Let’s Have a Look at the Omnibus Spending Bill
Late last summer, the Bush Administration started pushing the huge bailout bill, now known as TARP – the Troubled Asset Relief Program. It included about $3,000 per family in spending. And we’ve blogged the wazoo out of it here.
While that was going on, Congress passed a bill to fund the regular activities of the federal government into early March. (About $8,000 per family in spending.) It didn’t finish the regular fiscal year 2009 spending process, and so kicked the can down the road until after the election.
Then along came the economic stimulus bill (which is less and less clearly an economic stimulus bill – maybe we can call it the deficit-spending-that-we-would-hope-to-be-stimulus bill). That’s about $4,300 in costs as we calculate them here, which is spending minus tax cuts. (See our discussion of the calculations on an early version of the bill here.)
Now, March is coming pretty quickly, so it’s time to turn back to funding for the regular operations of the government for the rest of the year. (The government runs on an October through September fiscal year, so we’re talking about now through the end of September.) The bill that’s floating around will be about $500 billion, or $5,100 per family.

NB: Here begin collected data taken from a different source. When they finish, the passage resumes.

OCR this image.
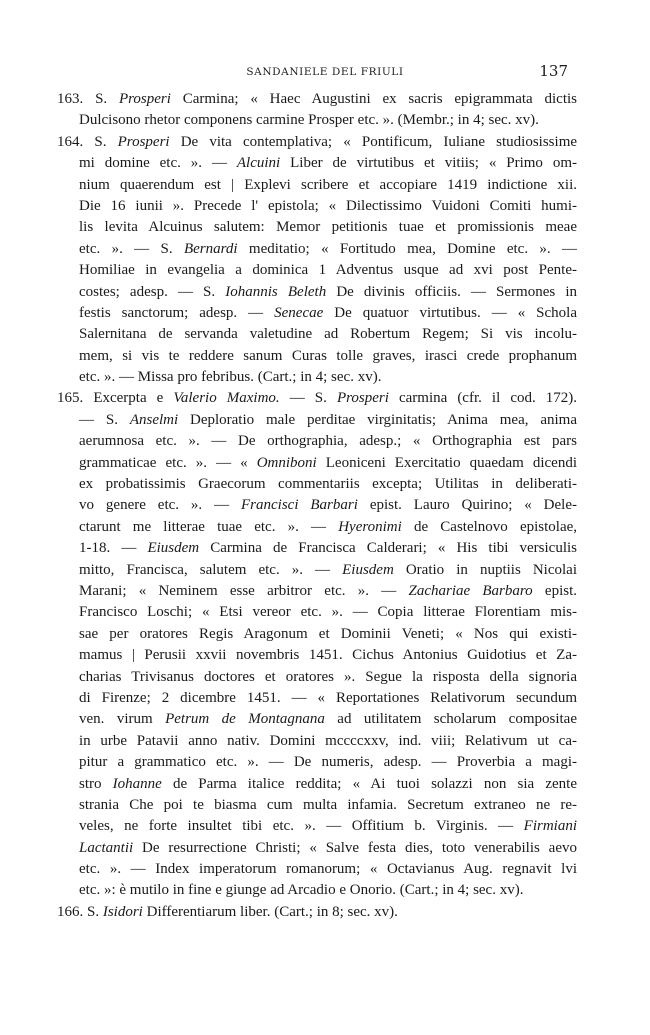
SANDANIELE DEL FRIULI	137
163. S. Prosperi Carmina; « Haec Augustini ex sacris epigrammata dictis
Dulcisono rhetor componens carmine Prosper etc. ». (Membr.; in 4; sec. xv).
164. S. Prosperi De vita contemplativa; « Pontificum, Iuliane studiosissime
mi domine etc. ». — Alcuini Liber de virtutibus et vitiis; « Primo om-
nium quaerendum est | Explevi scribere et accopiare 1419 indictione xii.
Die 16 iunii ». Precede l' epistola; « Dilectissimo Vuidoni Comiti humi-
lis levita Alcuinus salutem: Memor petitionis tuae et promissionis meae
etc. ». — S. Bernardi meditatio; « Fortitudo mea, Domine etc. ». —
Homiliae in evangelia a dominica 1 Adventus usque ad xvi post Pente-
costes; adesp. — S. Iohannis Beleth De divinis officiis. — Sermones in
festis sanctorum; adesp. — Senecae De quatuor virtutibus. — « Schola
Salernitana de servanda valetudine ad Robertum Regem; Si vis incolu-
mem, si vis te reddere sanum Curas tolle graves, irasci crede prophanum
etc. ». — Missa pro febribus. (Cart.; in 4; sec. xv).
165. Excerpta e Valerio Maximo. — S. Prosperi carmina (cfr. il cod. 172).
— S. Anselmi Deploratio male perditae virginitatis; Anima mea, anima
aerumnosa etc. ». — De orthographia, adesp.; « Orthographia est pars
grammaticae etc. ». — « Omniboni Leoniceni Exercitatio quaedam dicendi
ex probatissimis Graecorum commentariis excepta; Utilitas in deliberati-
vo genere etc. ». — Francisci Barbari epist. Lauro Quirino; « Dele-
ctarunt me litterae tuae etc. ». — Hyeronimi de Castelnovo epistolae,
1-18. — Eiusdem Carmina de Francisca Calderari; « His tibi versiculis
mitto, Francisca, salutem etc. ». — Eiusdem Oratio in nuptiis Nicolai
Marani; « Neminem esse arbitror etc. ». — Zachariae Barbaro epist.
Francisco Loschi; « Etsi vereor etc. ». — Copia litterae Florentiam mis-
sae per oratores Regis Aragonum et Dominii Veneti; « Nos qui existi-
mamus | Perusii xxvii novembris 1451. Cichus Antonius Guidotius et Za-
charias Trivisanus doctores et oratores ». Segue la risposta della signoria
di Firenze; 2 dicembre 1451. — « Reportationes Relativorum secundum
ven. virum Petrum de Montagnana ad utilitatem scholarum compositae
in urbe Patavii anno nativ. Domini mccccxxv, ind. viii; Relativum ut ca-
pitur a grammatico etc. ». — De numeris, adesp. — Proverbia a magi-
stro Iohanne de Parma italice reddita; « Ai tuoi solazzi non sia zente
strania Che poi te biasma cum multa infamia. Secretum extraneo ne re-
veles, ne forte insultet tibi etc. ». — Offitium b. Virginis. — Firmiani
Lactantii De resurrectione Christi; « Salve festa dies, toto venerabilis aevo
etc. ». — Index imperatorum romanorum; « Octavianus Aug. regnavit lvi
etc. »: è mutilo in fine e giunge ad Arcadio e Onorio. (Cart.; in 4; sec. xv).
166. S. Isidori Differentiarum liber. (Cart.; in 8; sec. xv).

When I say floating around, I mean floating around in a very few offices on Capitol Hill. It’s not floating around any place you and I can see it.
So yesterday, some leading Republicans wrote to the Speaker of the House and the Majority Leader asking for the upcoming omnibus spending bill to be posted online.
[T]he [Democratic] Majority has asked the American taxpayers to fund nearly $1.5 trillion in new government spending [roughly $14,000 per family] in just four short weeks. And yet now the Majority plans to spend hundreds of billions more without yet sharing the content of the bill with Republican Members or the public. In the midst of a severe recession, taxpayers have a right to see each provision of this legislation and evaluate the merit of each dollar of government spending their children and grandchildren are being required to fund.
I wouldn’t use quite so partisan a tone, but, yeah, let’s see the omnibus spending bill ahead of time, so that we can get a look at where the money is going. I’ll post it here, we’ll look for the good and bad in it, and our Members of Congress will be a little better informed about the bill and about our opinions of it when they vote.
So let’s have a look at the omnibus spending bill!